The flatbed scanner market is suffering a massive decline, according to research from IDC.
IDC's new report, outlining the total Australian scanner market figures for the second half of 2003 (July-December), found that the total scanner market recorded a year-on-year decline of 47.3 per cent, and a 30 per cent sequential drop in unit shipment terms.
Decline in sales has been most significant in the lower-end scanner market, IDC analyst, Michael Sager, said.
“Low-end scanners were mostly used for such things as photo reproduction by people with film-based cameras,” Sager said. “But the pronounced growth in the digital still and video camera markets has removed the need for such a device.”

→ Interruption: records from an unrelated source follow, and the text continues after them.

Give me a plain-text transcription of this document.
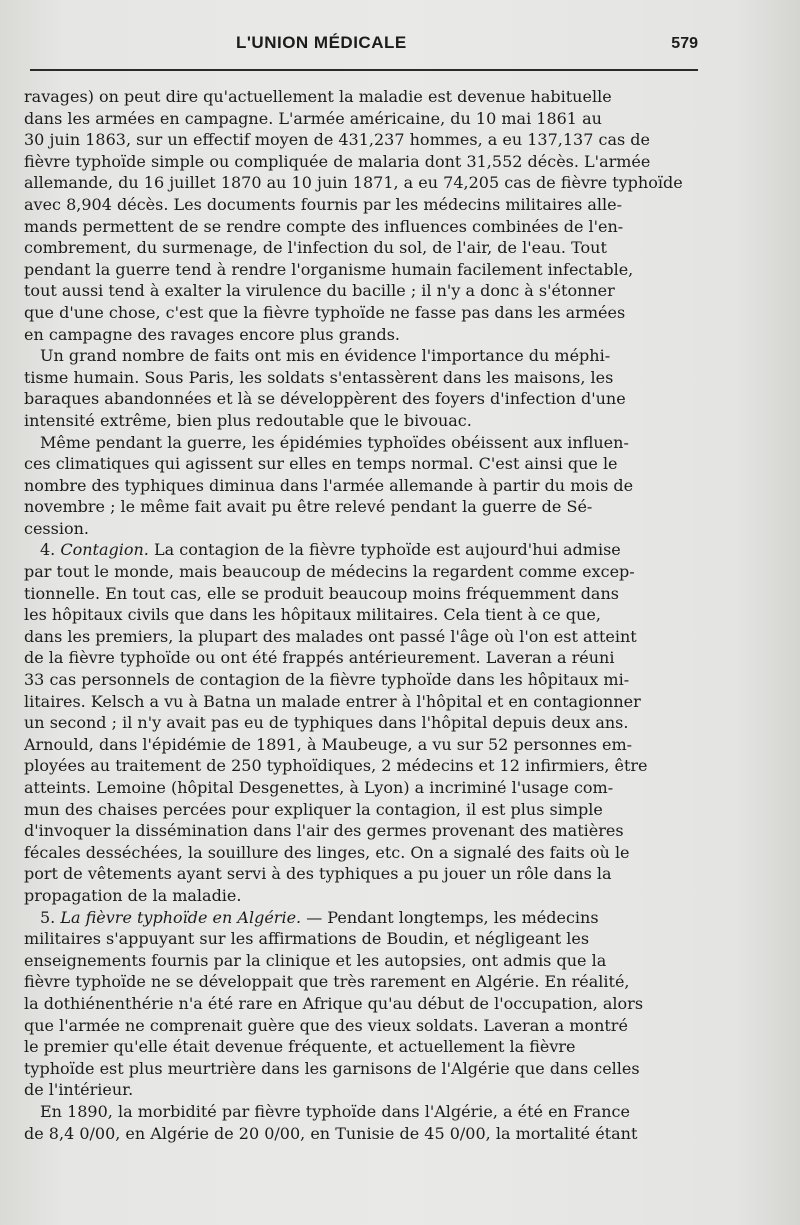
L'UNION MÉDICALE	579
ravages) on peut dire qu'actuellement la maladie est devenue habituelle
dans les armées en campagne. L'armée américaine, du 10 mai 1861 au
30 juin 1863, sur un effectif moyen de 431,237 hommes, a eu 137,137 cas de
fièvre typhoïde simple ou compliquée de malaria dont 31,552 décès. L'armée
allemande, du 16 juillet 1870 au 10 juin 1871, a eu 74,205 cas de fièvre typhoïde
avec 8,904 décès. Les documents fournis par les médecins militaires alle-
mands permettent de se rendre compte des influences combinées de l'en-
combrement, du surmenage, de l'infection du sol, de l'air, de l'eau. Tout
pendant la guerre tend à rendre l'organisme humain facilement infectable,
tout aussi tend à exalter la virulence du bacille ; il n'y a donc à s'étonner
que d'une chose, c'est que la fièvre typhoïde ne fasse pas dans les armées
en campagne des ravages encore plus grands.
Un grand nombre de faits ont mis en évidence l'importance du méphi-
tisme humain. Sous Paris, les soldats s'entassèrent dans les maisons, les
baraques abandonnées et là se développèrent des foyers d'infection d'une
intensité extrême, bien plus redoutable que le bivouac.
Même pendant la guerre, les épidémies typhoïdes obéissent aux influen-
ces climatiques qui agissent sur elles en temps normal. C'est ainsi que le
nombre des typhiques diminua dans l'armée allemande à partir du mois de
novembre ; le même fait avait pu être relevé pendant la guerre de Sé-
cession.
4. Contagion. La contagion de la fièvre typhoïde est aujourd'hui admise
par tout le monde, mais beaucoup de médecins la regardent comme excep-
tionnelle. En tout cas, elle se produit beaucoup moins fréquemment dans
les hôpitaux civils que dans les hôpitaux militaires. Cela tient à ce que,
dans les premiers, la plupart des malades ont passé l'âge où l'on est atteint
de la fièvre typhoïde ou ont été frappés antérieurement. Laveran a réuni
33 cas personnels de contagion de la fièvre typhoïde dans les hôpitaux mi-
litaires. Kelsch a vu à Batna un malade entrer à l'hôpital et en contagionner
un second ; il n'y avait pas eu de typhiques dans l'hôpital depuis deux ans.
Arnould, dans l'épidémie de 1891, à Maubeuge, a vu sur 52 personnes em-
ployées au traitement de 250 typhoïdiques, 2 médecins et 12 infirmiers, être
atteints. Lemoine (hôpital Desgenettes, à Lyon) a incriminé l'usage com-
mun des chaises percées pour expliquer la contagion, il est plus simple
d'invoquer la dissémination dans l'air des germes provenant des matières
fécales desséchées, la souillure des linges, etc. On a signalé des faits où le
port de vêtements ayant servi à des typhiques a pu jouer un rôle dans la
propagation de la maladie.
5. La fièvre typhoïde en Algérie. — Pendant longtemps, les médecins
militaires s'appuyant sur les affirmations de Boudin, et négligeant les
enseignements fournis par la clinique et les autopsies, ont admis que la
fièvre typhoïde ne se développait que très rarement en Algérie. En réalité,
la dothiénenthérie n'a été rare en Afrique qu'au début de l'occupation, alors
que l'armée ne comprenait guère que des vieux soldats. Laveran a montré
le premier qu'elle était devenue fréquente, et actuellement la fièvre
typhoïde est plus meurtrière dans les garnisons de l'Algérie que dans celles
de l'intérieur.
En 1890, la morbidité par fièvre typhoïde dans l'Algérie, a été en France
de 8,4 0/00, en Algérie de 20 0/00, en Tunisie de 45 0/00, la mortalité étant
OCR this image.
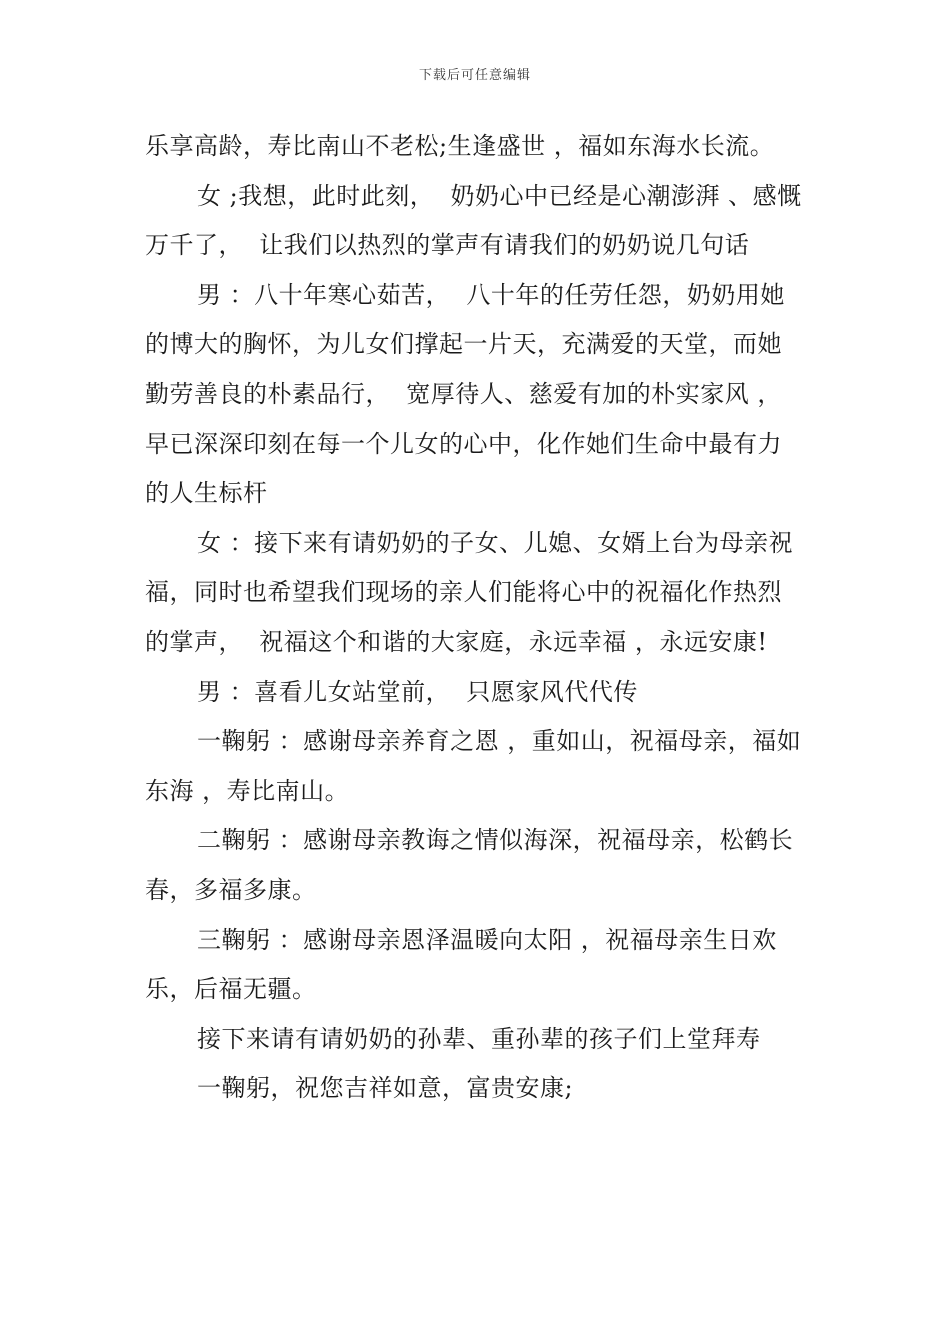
下载后可任意编辑

乐享高龄，寿比南山不老松;生逢盛世 ，福如东海水长流。

女 ;我想，此时此刻，  奶奶心中已经是心潮澎湃 、感慨万千了，  让我们以热烈的掌声有请我们的奶奶说几句话

男 ：八十年寒心茹苦，  八十年的任劳任怨，奶奶用她的博大的胸怀，为儿女们撑起一片天，充满爱的天堂，而她勤劳善良的朴素品行，  宽厚待人、慈爱有加的朴实家风 ，  早已深深印刻在每一个儿女的心中，化作她们生命中最有力的人生标杆

女 ：接下来有请奶奶的子女、儿媳、女婿上台为母亲祝福，同时也希望我们现场的亲人们能将心中的祝福化作热烈的掌声，  祝福这个和谐的大家庭，永远幸福 ，永远安康!

男 ：喜看儿女站堂前，  只愿家风代代传

一鞠躬 ：感谢母亲养育之恩 ，重如山，祝福母亲，福如东海 ，寿比南山。

二鞠躬 ：感谢母亲教诲之情似海深，祝福母亲，松鹤长春，多福多康。

三鞠躬 ：感谢母亲恩泽温暖向太阳 ，祝福母亲生日欢乐，后福无疆。

接下来请有请奶奶的孙辈、重孙辈的孩子们上堂拜寿

一鞠躬，祝您吉祥如意，富贵安康;
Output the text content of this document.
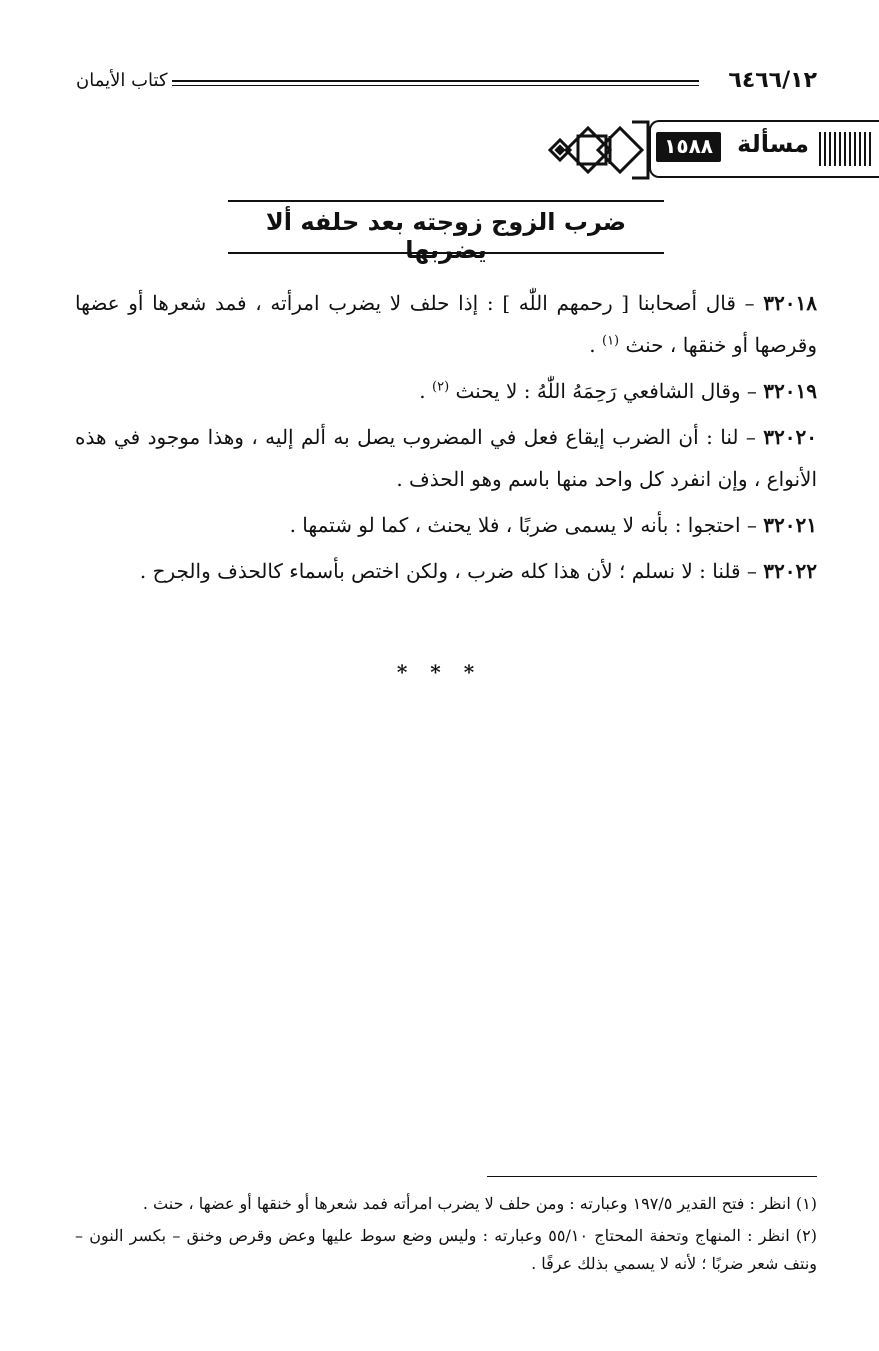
٦٤٦٦/١٢
كتاب الأيمان
مسألة
١٥٨٨
ضرب الزوج زوجته بعد حلفه ألا يضربها

٣٢٠١٨ – قال أصحابنا [ رحمهم اللّٰه ] : إذا حلف لا يضرب امرأته ، فمد شعرها أو عضها وقرصها أو خنقها ، حنث $^{(١)}$ .

٣٢٠١٩ – وقال الشافعي رَحِمَهُ اللّٰهُ : لا يحنث $^{(٢)}$ .

٣٢٠٢٠ – لنا : أن الضرب إيقاع فعل في المضروب يصل به ألم إليه ، وهذا موجود في هذه الأنواع ، وإن انفرد كل واحد منها باسم وهو الحذف .

٣٢٠٢١ – احتجوا : بأنه لا يسمى ضربًا ، فلا يحنث ، كما لو شتمها .

٣٢٠٢٢ – قلنا : لا نسلم ؛ لأن هذا كله ضرب ، ولكن اختص بأسماء كالحذف والجرح .

* * *

(١) انظر : فتح القدير ١٩٧/٥ وعبارته : ومن حلف لا يضرب امرأته فمد شعرها أو خنقها أو عضها ، حنث .

(٢) انظر : المنهاج وتحفة المحتاج ٥٥/١٠ وعبارته : وليس وضع سوط عليها وعض وقرص وخنق – بكسر النون – ونتف شعر ضربًا ؛ لأنه لا يسمي بذلك عرفًا .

Another factor that has contributed to the decline in scanner sales is the growth of multi-function printer (MFPs) that have an intergrated scanner in addition to printing, faxing and copying capabilities.
“The growth of this technology is eating into the consumer scanner market,” Sager said.
However, according to the report, there is still share to be had in the high-end scanner market.
“High-end scanners are still needed for their image quality and functionality in such enterprises as graphics houses and publishing,” Sager said.
IDC forecasts that Sales will continue to fall over the next 12 months.
“The market will contract further as these other devices continue to cannibalise the scanner market,” Sager said.
Market share actually grew in the 2001-2002 period, according to IDC research, however this was mostly due to the Y2K “refresh” where many enterprises updated their equipment for the new millennium.
“In the first half of 2003, we saw the MFP market grow and, almost like a mirror effect, flatbed scanner sales dropped," he said.
Canon currently leads the market with a 57.6 per cent share of units shipped in the second half of 2003, followed by HP (18.2 per cent). Epson is third (11.3 per cent).